Salah satu pelajaran dalam ilmu hukum adalah penemuan hukum” atau dengan kata lain disebut Rechtsvinding. Ada tiga kalimat singkat yang saling bertautan, yakni; “penemuan hukum”, pembentukan hukum” dan penerapan hukum”.  Kata penemuan menunjuk pada sesuatu yang sebelumnya “tidak ada sehingga harus dicari dan menjadi ada setelah ditemukan. Kata ini merujuk pada sesuatu yang eksistensial. “Pembentukan merujuk pada sesuatu yang juga belum ada sebelumnya, sehingga harus diadakan, dibentuk, atau diciptakan. Sedangkan penerapan merujuk pada sesuatu yang sudah ada, hanya tinggal diterapkan. Karena itu, kata penemuan dan pembentukan memiliki makna yang substansial, sedangkan kata penerapan memiliki makna yang artifisial.

Saya tidak ingin berdebat soal kata itu, karena biarkan ahli bahasa yang bisa menguraikannya lebih dalam. Dalam kaitannya dengan kata menemukan, bila anda membaca risalah-risalah postcolonial, anda akan disesaki oleh satu argumentasi sesat tentang location”, atau “the place” yang ditemukan. Seolah-olah sebelumnya tidak ada, lalu oleh beberapa orang yang karena ras dan peradabannya menemukan tempat itu, lalu mereka beri nama. Maka tempat yang semula tidak ada karena tidak punya nama, maka ia menjadi ada karena diberi nama.

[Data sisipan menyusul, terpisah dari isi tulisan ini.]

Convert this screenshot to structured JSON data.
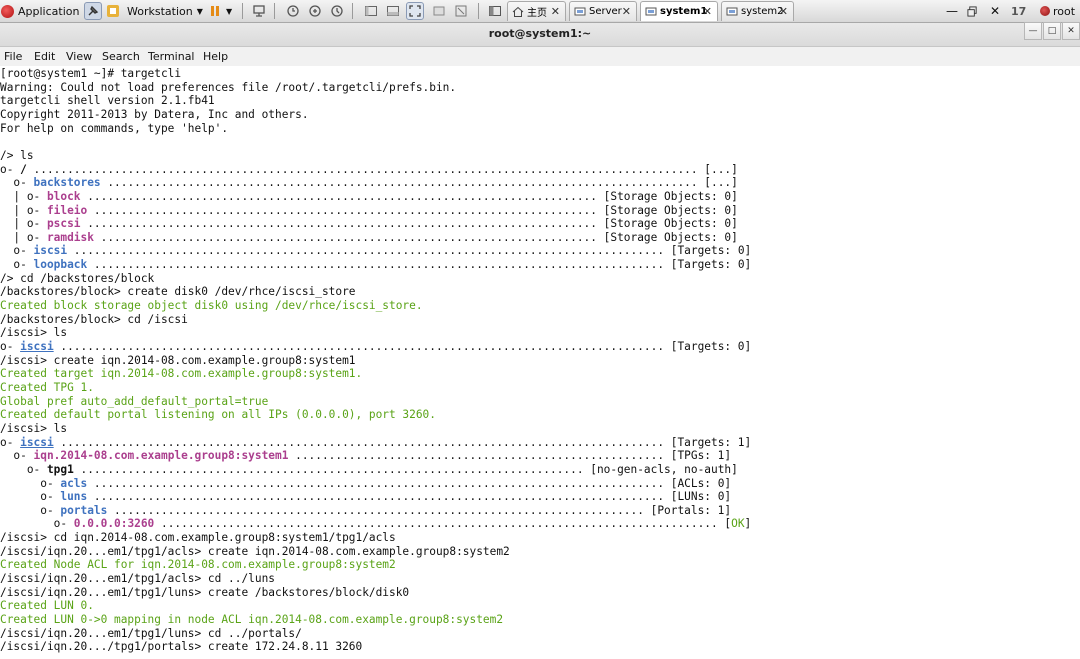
{
  "taskbar": {
    "app_label": "Application",
    "workstation_label": "Workstation",
    "clock": "17",
    "user": "root",
    "tabs": [
      {
        "label": "主页",
        "active": false
      },
      {
        "label": "Server",
        "active": false
      },
      {
        "label": "system1",
        "active": true
      },
      {
        "label": "system2",
        "active": false
      }
    ]
  },
  "window": {
    "title": "root@system1:~",
    "menu": [
      "File",
      "Edit",
      "View",
      "Search",
      "Terminal",
      "Help"
    ]
  },
  "colors": {
    "green": "#5aa317",
    "blue": "#3f72bf",
    "magenta": "#ab3f8e"
  },
  "terminal_lines": [
    [
      {
        "t": "[root@system1 ~]# targetcli"
      }
    ],
    [
      {
        "t": "Warning: Could not load preferences file /root/.targetcli/prefs.bin."
      }
    ],
    [
      {
        "t": "targetcli shell version 2.1.fb41"
      }
    ],
    [
      {
        "t": "Copyright 2011-2013 by Datera, Inc and others."
      }
    ],
    [
      {
        "t": "For help on commands, type 'help'."
      }
    ],
    [
      {
        "t": ""
      }
    ],
    [
      {
        "t": "/> ls"
      }
    ],
    [
      {
        "t": "o- "
      },
      {
        "t": "/",
        "s": "bold"
      },
      {
        "t": " ................................................................................................... [...]"
      }
    ],
    [
      {
        "t": "  o- "
      },
      {
        "t": "backstores",
        "s": "blue"
      },
      {
        "t": " ........................................................................................ [...]"
      }
    ],
    [
      {
        "t": "  | o- "
      },
      {
        "t": "block",
        "s": "mag"
      },
      {
        "t": " ............................................................................ [Storage Objects: 0]"
      }
    ],
    [
      {
        "t": "  | o- "
      },
      {
        "t": "fileio",
        "s": "mag"
      },
      {
        "t": " ........................................................................... [Storage Objects: 0]"
      }
    ],
    [
      {
        "t": "  | o- "
      },
      {
        "t": "pscsi",
        "s": "mag"
      },
      {
        "t": " ............................................................................ [Storage Objects: 0]"
      }
    ],
    [
      {
        "t": "  | o- "
      },
      {
        "t": "ramdisk",
        "s": "mag"
      },
      {
        "t": " .......................................................................... [Storage Objects: 0]"
      }
    ],
    [
      {
        "t": "  o- "
      },
      {
        "t": "iscsi",
        "s": "blue"
      },
      {
        "t": " ........................................................................................ [Targets: 0]"
      }
    ],
    [
      {
        "t": "  o- "
      },
      {
        "t": "loopback",
        "s": "blue"
      },
      {
        "t": " ..................................................................................... [Targets: 0]"
      }
    ],
    [
      {
        "t": "/> cd /backstores/block"
      }
    ],
    [
      {
        "t": "/backstores/block> create disk0 /dev/rhce/iscsi_store"
      }
    ],
    [
      {
        "t": "Created block storage object disk0 using /dev/rhce/iscsi_store.",
        "s": "green"
      }
    ],
    [
      {
        "t": "/backstores/block> cd /iscsi"
      }
    ],
    [
      {
        "t": "/iscsi> ls"
      }
    ],
    [
      {
        "t": "o- "
      },
      {
        "t": "iscsi",
        "s": "blue-ul"
      },
      {
        "t": " .......................................................................................... [Targets: 0]"
      }
    ],
    [
      {
        "t": "/iscsi> create iqn.2014-08.com.example.group8:system1"
      }
    ],
    [
      {
        "t": "Created target iqn.2014-08.com.example.group8:system1.",
        "s": "green"
      }
    ],
    [
      {
        "t": "Created TPG 1.",
        "s": "green"
      }
    ],
    [
      {
        "t": "Global pref auto_add_default_portal=true",
        "s": "green"
      }
    ],
    [
      {
        "t": "Created default portal listening on all IPs (0.0.0.0), port 3260.",
        "s": "green"
      }
    ],
    [
      {
        "t": "/iscsi> ls"
      }
    ],
    [
      {
        "t": "o- "
      },
      {
        "t": "iscsi",
        "s": "blue-ul"
      },
      {
        "t": " .......................................................................................... [Targets: 1]"
      }
    ],
    [
      {
        "t": "  o- "
      },
      {
        "t": "iqn.2014-08.com.example.group8:system1",
        "s": "mag"
      },
      {
        "t": " ....................................................... [TPGs: 1]"
      }
    ],
    [
      {
        "t": "    o- "
      },
      {
        "t": "tpg1",
        "s": "bold"
      },
      {
        "t": " ........................................................................... [no-gen-acls, no-auth]"
      }
    ],
    [
      {
        "t": "      o- "
      },
      {
        "t": "acls",
        "s": "blue"
      },
      {
        "t": " ..................................................................................... [ACLs: 0]"
      }
    ],
    [
      {
        "t": "      o- "
      },
      {
        "t": "luns",
        "s": "blue"
      },
      {
        "t": " ..................................................................................... [LUNs: 0]"
      }
    ],
    [
      {
        "t": "      o- "
      },
      {
        "t": "portals",
        "s": "blue"
      },
      {
        "t": " ............................................................................... [Portals: 1]"
      }
    ],
    [
      {
        "t": "        o- "
      },
      {
        "t": "0.0.0.0:3260",
        "s": "mag"
      },
      {
        "t": " ................................................................................... ["
      },
      {
        "t": "OK",
        "s": "green"
      },
      {
        "t": "]"
      }
    ],
    [
      {
        "t": "/iscsi> cd iqn.2014-08.com.example.group8:system1/tpg1/acls"
      }
    ],
    [
      {
        "t": "/iscsi/iqn.20...em1/tpg1/acls> create iqn.2014-08.com.example.group8:system2"
      }
    ],
    [
      {
        "t": "Created Node ACL for iqn.2014-08.com.example.group8:system2",
        "s": "green"
      }
    ],
    [
      {
        "t": "/iscsi/iqn.20...em1/tpg1/acls> cd ../luns"
      }
    ],
    [
      {
        "t": "/iscsi/iqn.20...em1/tpg1/luns> create /backstores/block/disk0"
      }
    ],
    [
      {
        "t": "Created LUN 0.",
        "s": "green"
      }
    ],
    [
      {
        "t": "Created LUN 0->0 mapping in node ACL iqn.2014-08.com.example.group8:system2",
        "s": "green"
      }
    ],
    [
      {
        "t": "/iscsi/iqn.20...em1/tpg1/luns> cd ../portals/"
      }
    ],
    [
      {
        "t": "/iscsi/iqn.20.../tpg1/portals> create 172.24.8.11 3260"
      }
    ]
  ]
}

Tetapi argumentasi yang hendak saya konstruksi dalam tulisan ini adalah soal sesuatu yang lebih substansial dari sekedar penemuan tempat dalam studi postcolonial. Karena hal ini terkait dengan konstruksi pemikiran yang berangkat dari premis-premis logis dalam ilmu hukum.  Jika saya membuat pernyataan, bila Roti sama dengan Roti, maka pada saat yang sama “Roti bukan gula dan roti tidak mungkin gula. Jika mencuri adalah kejahatan maka pada saat yang sama, mencuri bukanlah kebaikan dan mencuri tidak mungkin merupakan kebaikan. Itu artinya, cara berpikir dalam hukum pada dasarnya bersifat konpherensif, sistematis dan terstruktur. Hal ini berkaitan dengan premis logis.

Baik, mari kita tinggalkan location dalam postcolonialisme dan premis dalam logika itu. Bagaimana bila suatu kasus terjadi dalam masyarakat, tetapi tidak ada hukum yang mengaturnya. Tidak ada norma tertulis, tidak ada yurisprudensi dan tidak ada instrumen yang legitimate untuk menyelesaikan kasus yang dihadapi.

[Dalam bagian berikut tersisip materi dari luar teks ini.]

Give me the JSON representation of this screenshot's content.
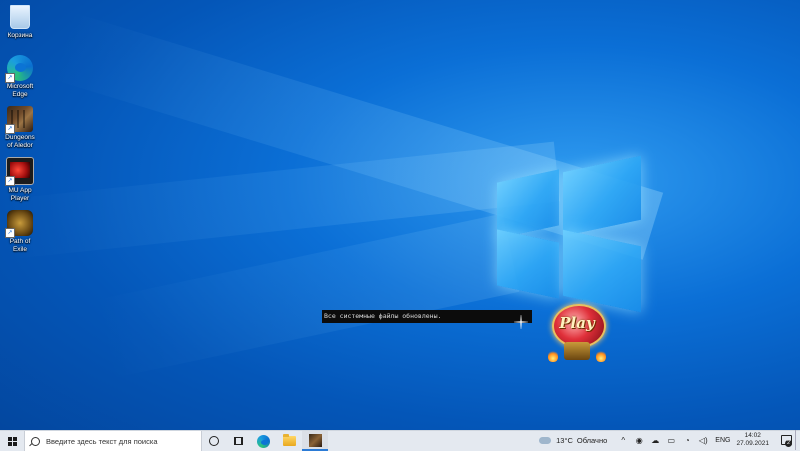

Kita semua tentu setuju, bahwa sejak lahir hingga mati, hidup kita diikat oleh hukum. Tetapi kadang tidak ada norma hukum yang dapat dijadikan sebagai pedoman dalam menyelesaikan suatu kasus secara konkrit. Disinilah peran Rechtsvinding sebagai asas dalam hukum. Tetapi siapa subyek yang dapat menggunakan fasilitas ini?. Dalam pelajaran-pelajaran sederhana di bangku kuliah, hakim-lah yang memiliki fasilitas untuk menggunakan rechtsvinding sebagai a tools untuk menyelesaikan kasus yang dihadapi.

Hal ini sejalan dengan penegasan Pasal 10 ayat (1) Undang-Undang No. 48 Tahun 2009 tentang Kekuasaan Kehakiman menentukan bahwa Pengadilan dilarang menolak untuk memeriksa, mengadili, memutus suatu perkara yang diajukan dengan dalil hukum tidak ada atau kurang jelas, melainkan wajib untuk memeriksa dan mengadilinya.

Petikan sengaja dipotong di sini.